3. Il résulte de ces dispositions qu'en l'absence d'une décision de l'administration rejetant une demande formée devant elle par le requérant ou pour son compte, une requête tendant au versement d'une somme d'argent est irrecevable et peut être rejetée pour ce motif même si, dans son mémoire en défense, l'administration n'a pas soutenu que cette requête était irrecevable, mais seulement que les conclusions du requérant n'étaient pas fondées. En revanche, les termes du second alinéa de l'article R. 421-1 du code de justice administrative précité n'impliquent pas que la condition de recevabilité de la requête tenant à l'existence d'une décision de l'administration s'apprécie à la date de son introduction. Cette condition doit être regardée comme remplie si, à la date à laquelle le juge statue, l'administration a pris une décision, expresse ou implicite, sur une demande formée devant elle. Par suite, l'intervention d'une telle décision en cours d'instance régularise la requête, sans qu'il soit nécessaire que le requérant confirme ses conclusions et alors même que l'administration aurait auparavant opposé une fin de non-recevoir fondée sur l'absence de décision.
4. En l'espèce, il ne résulte pas de l'instruction que M. B aurait, avant de saisir le tribunal administratif de sa requête tendant à ce que l'Etat, l'établissement public du Musée du Louvre et l'établissement public de la Réunion des musées nationaux soient condamnés à l'indemniser des préjudices subis, présenté de demande indemnitaire préalable.
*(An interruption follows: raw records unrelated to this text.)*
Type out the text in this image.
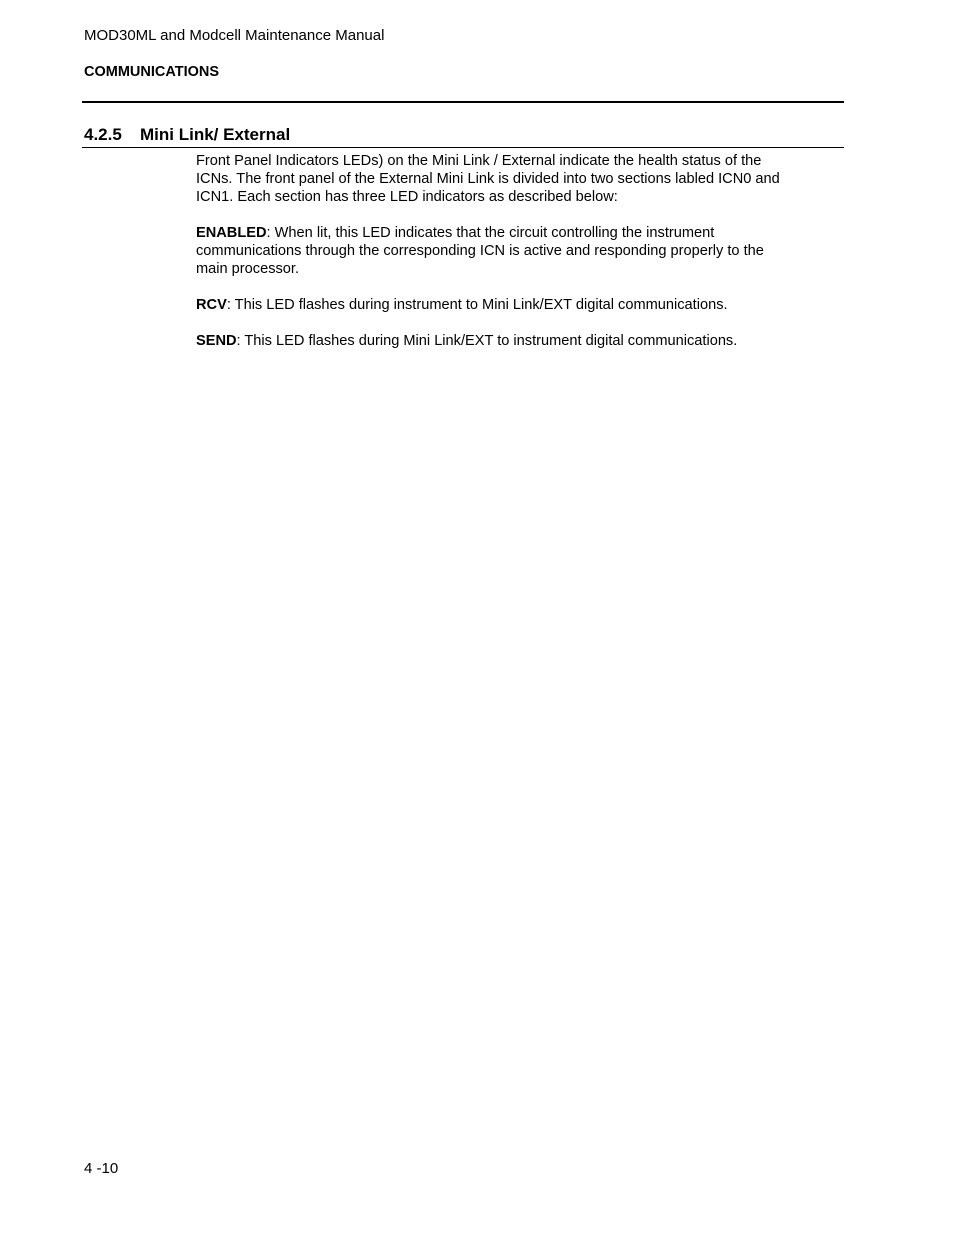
MOD30ML and Modcell Maintenance Manual
COMMUNICATIONS
4.2.5 Mini Link/ External

Front Panel Indicators LEDs) on the Mini Link / External indicate the health status of the
ICNs. The front panel of the External Mini Link is divided into two sections labled ICN0 and
ICN1. Each section has three LED indicators as described below:

ENABLED: When lit, this LED indicates that the circuit controlling the instrument
communications through the corresponding ICN is active and responding properly to the
main processor.

RCV: This LED flashes during instrument to Mini Link/EXT digital communications.

SEND: This LED flashes during Mini Link/EXT to instrument digital communications.

4 -10
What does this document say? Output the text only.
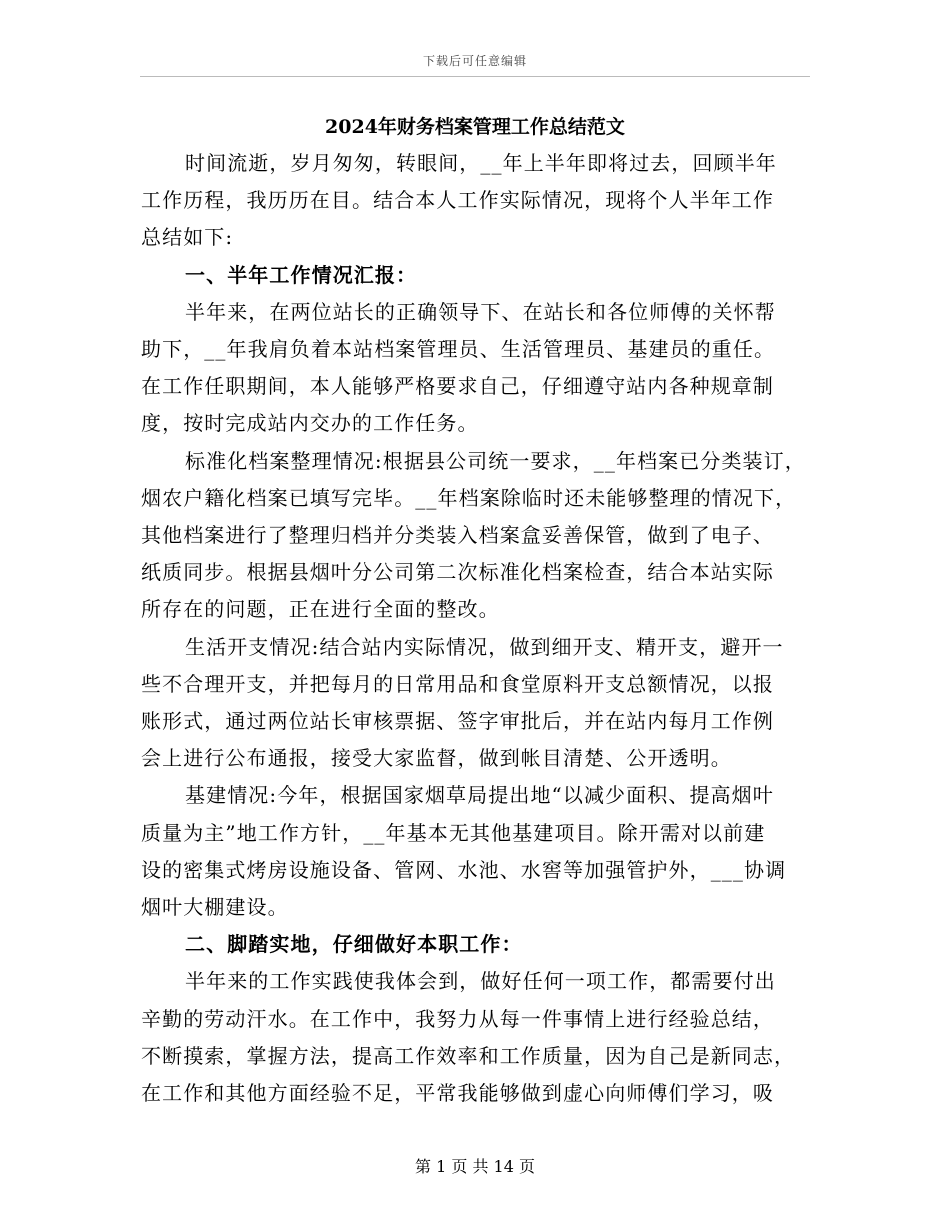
下载后可任意编辑
2024年财务档案管理工作总结范文
时间流逝，岁月匆匆，转眼间，__年上半年即将过去，回顾半年
工作历程，我历历在目。结合本人工作实际情况，现将个人半年工作
总结如下:
一、半年工作情况汇报：
半年来，在两位站长的正确领导下、在站长和各位师傅的关怀帮
助下，__年我肩负着本站档案管理员、生活管理员、基建员的重任。
在工作任职期间，本人能够严格要求自己，仔细遵守站内各种规章制
度，按时完成站内交办的工作任务。
标准化档案整理情况:根据县公司统一要求，__年档案已分类装订，
烟农户籍化档案已填写完毕。__年档案除临时还未能够整理的情况下，
其他档案进行了整理归档并分类装入档案盒妥善保管，做到了电子、
纸质同步。根据县烟叶分公司第二次标准化档案检查，结合本站实际
所存在的问题，正在进行全面的整改。
生活开支情况:结合站内实际情况，做到细开支、精开支，避开一
些不合理开支，并把每月的日常用品和食堂原料开支总额情况，以报
账形式，通过两位站长审核票据、签字审批后，并在站内每月工作例
会上进行公布通报，接受大家监督，做到帐目清楚、公开透明。
基建情况:今年，根据国家烟草局提出地“以减少面积、提高烟叶
质量为主”地工作方针，__年基本无其他基建项目。除开需对以前建
设的密集式烤房设施设备、管网、水池、水窖等加强管护外，___协调
烟叶大棚建设。
二、脚踏实地，仔细做好本职工作：
半年来的工作实践使我体会到，做好任何一项工作，都需要付出
辛勤的劳动汗水。在工作中，我努力从每一件事情上进行经验总结，
不断摸索，掌握方法，提高工作效率和工作质量，因为自己是新同志，
在工作和其他方面经验不足，平常我能够做到虚心向师傅们学习，吸
第 1 页 共 14 页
Il ne résulte pas davantage de l'instruction que l'Etat ou les établissements publics dont il demande la condamnation auraient, postérieurement à l'introduction de sa requête, pris une décision expresse ou implicite sur une demande qu'il aurait formée devant eux. Contrairement à ce que fait valoir M. B, ni les plaintes pénales déposées auprès du ministère public et du doyen des juges d'instruction du tribunal judiciaire de Paris les 29 juillet et 5 novembre 2020, ni les courriers des 25 février, 18 juillet, 6 septembre et 10 décembre 2019, adressés au Louvre et à l'établissement public de la Réunion des musées nationaux, demandant la communication des échanges relatifs à la vente de cette œuvre, ne constituent des demandes indemnitaires préalables au sens des dispositions précitées.
Sur la responsabilité :
5. Aux termes de l'article 3 du décret du 11 mai 1981 relatif à la Réunion des musées nationaux et à l'école du Louvre alors en vigueur : " La Réunion des musées nationaux a pour mission principale de contribuer à l'enrichissement des collections de ces musées en finançant ou facilitant, notamment par des campagnes de collectes ou de fouilles, l'acquisition pour le compte de l'Etat, à titre gratuit ou onéreux, d'œuvres et objets d'art ayant un intérêt ou une valeur artistique, archéologique, ethnologique ou historique destinés à faire partie des collections des musées nationaux ". Aux termes de l'article 13 de ce même décret : " Le ministre chargé de la culture doit, après avoir recueillis l'avis du comité consultatif des musées nationaux, consulter le conseil artistique sur l'acquisition d'œuvres destinées aux collections des musées nationaux ainsi que sur l'acceptation ou le refus de dons et legs d'œuvres destinées à ces collections ".
6. Il résulte de l'instruction que, après le décès de sa mère survenu le 23 juin 1980, M. D a consulté le conservateur du Musée Rohan de Strasbourg pour déterminer l'origine d'un tableau entré dans la succession qui lui a conseillé de s'adresser au conservateur du musée du Louvre. Le 2 juillet 1981, Mme D s'est rendue accompagnée de son fils, M. B, au musée du Louvre afin de rencontrer Mme A, conservatrice au département des peintures du musée. Il résulte également de l'instruction que Mme A a constaté que ce tableau était un fragment d'un retable commandé en décembre 1500 à Evangelista de Meleo et à Raphaël par Andrea di Tommaso Baronci pour sa chapelle dans l'église Saint'Agostina de Città di Castello et achevé en septembre 1501 et qu'il été acquis par l'Etat pour une somme de 750 000 francs.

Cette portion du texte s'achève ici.